13) Powered-off my 2nd iteration, deleted the 1st iteration image. Built my 3rd iteration versioned 0.0.3. Started my 3rd iteration under Testdrive and stepped through the Sugar Installation Wizard. Now it looks good.

Clicked on Install button and watch it go.... and complete and clicked Finish.

Logged into the newly installed SugarCE system with admin:sugar, answered a few more pages of info and viola!

There you have it, my half-day iterative approach in creating a SugarCE appliance. I hope this journal will be useful in a few ways:

a) It will help newer users be familiar with and leverage the features and tools within SUSE Studio

b) It will help the SUSE Studio engineers capture the usage pattern of ordinary folks (like me) and drive improvements to an already great project/service

c) It will get good feedback and suggestions in the comments section... I'm sure my method is not perfect or optimal so if anyone out there has a better methodology to speed up appliance creation, I would greatly appreciate your inputs in the comments section of this blog entry.

The biggest room in the world is the room for improvement. I can think of two areas of enhancements at this stage. Securing the appliance by securing MySQL/Apache2 with AppArmor.
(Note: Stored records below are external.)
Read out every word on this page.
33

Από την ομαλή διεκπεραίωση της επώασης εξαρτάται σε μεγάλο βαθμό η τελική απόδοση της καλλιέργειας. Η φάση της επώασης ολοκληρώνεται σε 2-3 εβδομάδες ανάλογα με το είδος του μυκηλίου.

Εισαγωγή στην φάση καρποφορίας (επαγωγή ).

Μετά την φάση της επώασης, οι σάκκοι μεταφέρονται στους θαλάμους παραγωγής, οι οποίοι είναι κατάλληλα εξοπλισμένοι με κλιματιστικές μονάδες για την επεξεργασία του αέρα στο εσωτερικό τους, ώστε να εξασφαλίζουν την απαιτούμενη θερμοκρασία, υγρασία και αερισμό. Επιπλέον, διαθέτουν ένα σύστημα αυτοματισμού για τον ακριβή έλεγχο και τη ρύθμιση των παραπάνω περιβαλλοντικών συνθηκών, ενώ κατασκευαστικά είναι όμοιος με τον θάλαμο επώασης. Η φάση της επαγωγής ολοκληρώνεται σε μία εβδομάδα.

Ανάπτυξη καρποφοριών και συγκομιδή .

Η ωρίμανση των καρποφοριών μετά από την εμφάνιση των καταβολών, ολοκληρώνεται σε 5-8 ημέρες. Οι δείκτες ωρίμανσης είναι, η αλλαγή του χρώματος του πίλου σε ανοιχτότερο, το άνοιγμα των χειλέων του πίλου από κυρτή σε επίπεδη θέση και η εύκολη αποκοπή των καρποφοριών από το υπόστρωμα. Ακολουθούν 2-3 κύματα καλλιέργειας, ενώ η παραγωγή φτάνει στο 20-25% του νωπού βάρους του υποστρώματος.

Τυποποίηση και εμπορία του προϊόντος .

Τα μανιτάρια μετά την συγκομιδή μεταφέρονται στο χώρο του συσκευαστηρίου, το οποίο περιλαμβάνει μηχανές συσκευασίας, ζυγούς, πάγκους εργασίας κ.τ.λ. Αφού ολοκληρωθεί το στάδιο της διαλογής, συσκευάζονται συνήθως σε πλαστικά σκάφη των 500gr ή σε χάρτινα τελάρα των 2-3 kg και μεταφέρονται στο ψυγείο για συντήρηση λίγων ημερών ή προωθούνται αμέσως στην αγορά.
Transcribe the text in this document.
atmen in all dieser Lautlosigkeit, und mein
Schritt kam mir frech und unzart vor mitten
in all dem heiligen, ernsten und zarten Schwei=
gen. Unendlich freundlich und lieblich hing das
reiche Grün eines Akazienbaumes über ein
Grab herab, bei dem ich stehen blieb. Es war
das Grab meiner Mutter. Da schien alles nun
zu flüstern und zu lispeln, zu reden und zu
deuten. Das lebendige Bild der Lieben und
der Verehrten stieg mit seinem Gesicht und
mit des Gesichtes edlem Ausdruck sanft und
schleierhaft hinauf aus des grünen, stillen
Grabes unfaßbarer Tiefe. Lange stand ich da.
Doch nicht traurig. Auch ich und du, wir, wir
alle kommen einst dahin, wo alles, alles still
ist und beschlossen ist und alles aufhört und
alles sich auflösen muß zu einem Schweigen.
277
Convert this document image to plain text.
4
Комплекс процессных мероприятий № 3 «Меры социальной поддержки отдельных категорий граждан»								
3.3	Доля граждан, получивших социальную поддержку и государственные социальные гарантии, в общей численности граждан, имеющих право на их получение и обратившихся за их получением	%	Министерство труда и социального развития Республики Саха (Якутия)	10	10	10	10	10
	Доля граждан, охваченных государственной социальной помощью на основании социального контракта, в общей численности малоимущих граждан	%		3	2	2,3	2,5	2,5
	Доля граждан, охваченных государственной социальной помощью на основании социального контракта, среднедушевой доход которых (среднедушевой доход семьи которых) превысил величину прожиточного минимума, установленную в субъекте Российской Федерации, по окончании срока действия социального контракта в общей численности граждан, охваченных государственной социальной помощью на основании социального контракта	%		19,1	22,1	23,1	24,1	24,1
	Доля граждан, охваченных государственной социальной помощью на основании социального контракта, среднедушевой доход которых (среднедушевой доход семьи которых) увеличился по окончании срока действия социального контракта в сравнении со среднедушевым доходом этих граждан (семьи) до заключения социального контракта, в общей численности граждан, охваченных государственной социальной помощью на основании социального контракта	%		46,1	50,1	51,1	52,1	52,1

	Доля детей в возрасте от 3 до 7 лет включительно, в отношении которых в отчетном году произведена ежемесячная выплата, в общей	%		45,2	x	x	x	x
Making the end user experience smoother by having a simple GUI screen appear after the appliance boots with instructions on how to use web browser to assess the /sugar/install.php page to proceed with SugarCE installation.

Finally, as you can see, the value of SUSE Studio is its ability to rapidly create software appliances by your software engineers, application deployers and techie folks with the proper know-how. The end result is a better end-user experience (not shown here in this blog entry) where they download the pre-installed, pre-configured software appliance as a VMWare or Xen image and have it running in under 10 minutes.

Thank you for reading this long post. Cheers!


  1. Wow, really cool to see how easy it is to do something like that... And it's also a good showcase for SugarCRM :D

  2. Thanks jospoortvliet. :)

    Yes, SugarCRM should use SUSE Studio to build their own appliances and offer it (Xen, VMWare or Live CD) freely on their website, in addition to their FastStack Installer for Linux.

    Let's see if they will contact me or the SUSE Studio team. :)

  3. I am glad to read this post because it gives very useful information about this software application and testing phase of it.
    So thanks to this post owner.
    -online testing

  4. The only thing that I would change is probably instead of renaming the sugar directory, I would change the DocumentRoot in httpd.conf :) But good one.